At this point, I’m scratching my head as to what could be the problem. Figuring that divide and conquer is a good strategy, I open the project that doesn’t scrub well (the one using the 640x360 AVC file), ungroup the audio & video tracks, and delete the audio. Now it scrubs like butter.

But this makes no damn sense, as the audio tracks in that movie and the one that work are both listed as 130kbps AAC stereo tracks, both generated by kdenlive, so why would one work and the other not?!?

Anyone have any ideas as to what might be wrong, or something else I can test?

Which profile is set for creating proxies? And after the nuke-and-pave (I love this term!) you are working with Kdenlive 23.04.2, I presume?

I should have specified that in all cases (OpenSUSE repos & flatpak) the kdenlive version is 23.04.2. As for the proxy profile, I have it set to “x264” and I haven’t changed any of the parameters from their defaults, I set the width to 640:

-vf scale=%width:-2 -vcodec libx264 -g 1 -bf 0 -vb 0 -crf 20 -preset veryfast -acodec aac -ab 128k

OK, I just tried another test. I took the short (1min 26sec 40frames) test clip that is a capture of Subnautica gameplay (this is the same clip I have been using which did not scrub well, let’s call that clip A) and re-encoded it several ways with Handbrake:
clip A: original h.265 1080p, variable frame rate, created by AMD Adrenaline software
clip B: edit friendly h.264 1080p 60fps, created by kdenlive automatically
clip C: h.264 640x360 60fps, created by kdenlive as proxy for clip B
clip D: h.264 1080p 60fps, created by Handbrake from clip A
clip E: h.265 1080p 60fps, created by Handbrake from clip A

All clips imported into a kdenlive project. All had proxies automatically generated at 640x360 using the x264 default proxy profile, except clip C which was below the size threshold for proxy. Clip B had the bad scrubbing problem, C, D, & E were fine. Further, clip B scrubbed fine if I ungrouped its audio & removed the audio.

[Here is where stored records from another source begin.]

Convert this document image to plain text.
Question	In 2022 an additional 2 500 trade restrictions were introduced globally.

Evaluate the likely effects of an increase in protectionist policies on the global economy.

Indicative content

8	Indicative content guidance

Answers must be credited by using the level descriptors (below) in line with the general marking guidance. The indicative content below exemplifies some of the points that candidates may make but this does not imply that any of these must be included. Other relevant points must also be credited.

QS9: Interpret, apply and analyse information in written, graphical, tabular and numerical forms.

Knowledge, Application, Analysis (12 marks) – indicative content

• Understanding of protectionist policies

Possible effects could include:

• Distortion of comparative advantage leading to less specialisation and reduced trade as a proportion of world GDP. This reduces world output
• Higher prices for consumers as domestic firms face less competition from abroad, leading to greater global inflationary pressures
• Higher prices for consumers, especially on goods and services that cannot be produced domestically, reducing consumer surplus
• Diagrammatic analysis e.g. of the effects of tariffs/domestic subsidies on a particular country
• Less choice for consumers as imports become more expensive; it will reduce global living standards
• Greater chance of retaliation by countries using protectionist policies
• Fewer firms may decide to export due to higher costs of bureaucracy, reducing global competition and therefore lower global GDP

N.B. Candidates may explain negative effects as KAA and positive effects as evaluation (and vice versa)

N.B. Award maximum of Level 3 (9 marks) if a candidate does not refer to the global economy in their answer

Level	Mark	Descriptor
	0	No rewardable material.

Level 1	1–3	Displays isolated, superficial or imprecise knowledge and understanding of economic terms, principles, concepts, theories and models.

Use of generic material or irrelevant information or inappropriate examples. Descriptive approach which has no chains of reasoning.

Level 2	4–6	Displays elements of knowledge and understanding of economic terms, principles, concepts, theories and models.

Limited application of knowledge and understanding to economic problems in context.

Conclusion: I have no idea what is causing the problem, but I do know how to avoid it. Whatever codec I end up using to capture the game video, I’ll just run it through Handbrake to create the edit friendly constant frame rate version & re-encoded audio, which is a step that would normally happen inside kdenlive, but given that seems to create (clip B) a video that has the scrubbing problem, I’ll just do that with Handbrake.

It seems like maybe the Adrenaline software from AMD might be creating an audio stream that kdenlive doesn’t like, but take that with a dump truck of salt, as I have very little idea what I’m doing.

TLDR: avoid problem by using Handbrake to re-encode the video & audio from game capture into edit-friendly constant frame rate version.

What’s the audio bit rate for the re-encoded audio?

Thanks for posting such a comprehensive and elaborate test report. This helps others troubleshooting similar issues, I am sure.

If it’s not too much trouble would you create a bug report in bugs.kde.org with all the details? I think the devs would like to see this and perhaps check it out. Thanks!

The original was 256kbps, I tried re-encodes at both 192kbps & 256kbps, they both worked.

After some further messing around, I’ve come to the conclusion that the AMD Adrenaline software is producing problematic AAC encoded audio, so not a KDE bug. I’ll make a final post with my solution and mark that as an answer. Thanks for your help & suggestions!

Problem appears to be with the AAC encoded audio, as once that is removed kdenlive scrubs the video like a champ. I bypassed the problem by using ffmpeg to convert the audio track to a .wav file, then just used that with the original video track.